[Biochemistry] Chemical Approaches for Measuring and Manipulating Lipids at the Organelle Level

Masaaki Uematsu1 and Jeremy M. Baskin1,2 1Weill Institute for Cell and Molecular Biology, Cornell University, Ithaca, New York 14853, USA 2Department of Chemistry and Chemical Biology, Cornell University, Ithaca, New York 14853, USA Correspondence: jeremy.baskincornell.edu

As the products of complex and often redundant metabolic pathways, lipids are challenging to measure and perturb using genetic tools. Yet by virtue of being the major constituents of cellular membranes, lipids are highly regulated in space and time.
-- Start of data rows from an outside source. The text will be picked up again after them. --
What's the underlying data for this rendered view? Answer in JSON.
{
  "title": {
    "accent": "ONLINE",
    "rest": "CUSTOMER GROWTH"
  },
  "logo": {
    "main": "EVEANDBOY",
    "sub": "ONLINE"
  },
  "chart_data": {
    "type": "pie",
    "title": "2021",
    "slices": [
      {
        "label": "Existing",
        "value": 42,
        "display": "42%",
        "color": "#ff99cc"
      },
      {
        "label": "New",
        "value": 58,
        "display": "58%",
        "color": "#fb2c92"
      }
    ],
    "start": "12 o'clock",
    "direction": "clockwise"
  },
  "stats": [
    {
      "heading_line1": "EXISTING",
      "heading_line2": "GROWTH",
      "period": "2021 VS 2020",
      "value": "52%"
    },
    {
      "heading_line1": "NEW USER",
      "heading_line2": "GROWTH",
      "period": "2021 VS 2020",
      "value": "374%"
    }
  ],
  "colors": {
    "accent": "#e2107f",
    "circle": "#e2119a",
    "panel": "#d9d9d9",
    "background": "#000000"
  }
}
Chemists have stepped into this methodological void, developing an array of techniques for the precise quantification and manipulation of lipids at the subcellular, organelle level. Here, we survey the landscape of these methods. For measuring lipids, we summarize the use of metabolic labeling and click chemistry tagging, photoaffinity labeling, isotopic tagging for Raman microscopy, and chemoenzymatic labeling for tracking lipid production and interorganelle transport. For perturbing lipids, we describe synthetic photocaged lipids and membrane editing approaches using optogenetic enzymes for precise manipulation of lipid signaling. Collectively, these chemical and biochemical tools are revealing phenomena and mechanisms underlying lipid functions at the subcellular level.